2025 yılı Ocak-Temmuz döneminde 1617 Geçici Mühlet Kararına karşı, Yüzde 113 şirkete Ret Kararı verildiği bu durumun şirketlerin talep ettiği Konkordato müracaatlarında suistimal olabilme şüphesini doğurduğu ve mahkemelerce ret kararının artmış olduğunu belirtelim.
RET KARARLARININ ARTIŞI VE MAHKEMELERİN DEĞİŞEN YAKLAŞIMI
2025 yılında konkordato başvurularına verilen ret kararlarının sayısındaki belirgin artış, yargı organlarının bu konuda daha ihtiyatlı davrandığının işaretidir. Özellikle bazı şirketlerin herhangi bir mali darboğazı bulunmadığı halde konkordato başvurusu yaptığı tespit edilmiştir. 2024 yılı sonunda açıklanan veriler, konkordato talep eden 1.723 şirketten yaklaşık 701'inin mali zorluk kriterlerini sağlamadığını göstermektedir. Bu da başvuruların yüzde 40'ında olası suistimal şüphesini doğurmaktadır.

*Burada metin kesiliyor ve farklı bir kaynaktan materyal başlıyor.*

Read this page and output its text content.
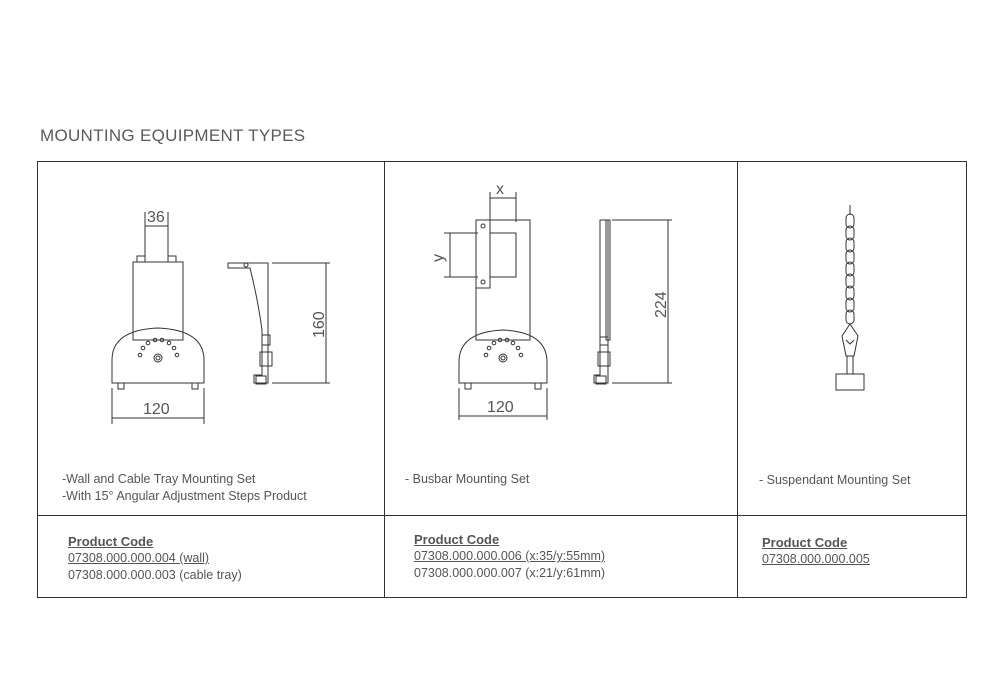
MOUNTING EQUIPMENT TYPES
36
120
160
x
y
120
224
-Wall and Cable Tray Mounting Set
-With 15° Angular Adjustment Steps Product
- Busbar Mounting Set	- Suspendant Mounting Set
Product Code
07308.000.000.004 (wall)
07308.000.000.003 (cable tray)
Product Code
07308.000.000.006 (x:35/y:55mm)
07308.000.000.007 (x:21/y:61mm)
Product Code
07308.000.000.005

Mahkemeler, bu başvuruları değerlendirirken "Makul Güvence Raporu"nun gerçekliğine, nakit akım tablolarının tutarlılığına ve konkordato ön projelerinin finansal fizibilitesine daha fazla önem vermektedir.
KONKORDATODA SUİSTİMAL
2025 yılında ret kararlarının artması, konkordato başvurularında şeffaflık ve dürüstlük ilkesinin her zaman gözetilmediği yönündeki eleştirileri desteklemektedir. Özellikle konkordato talebinde bulunan bazı şirketlerin, ödemelerini askıya alarak finansal avantaj elde etmeye çalıştıkları, hatta bu süreçte yeni borçlanmalara gittikleri iddia edilmektedir.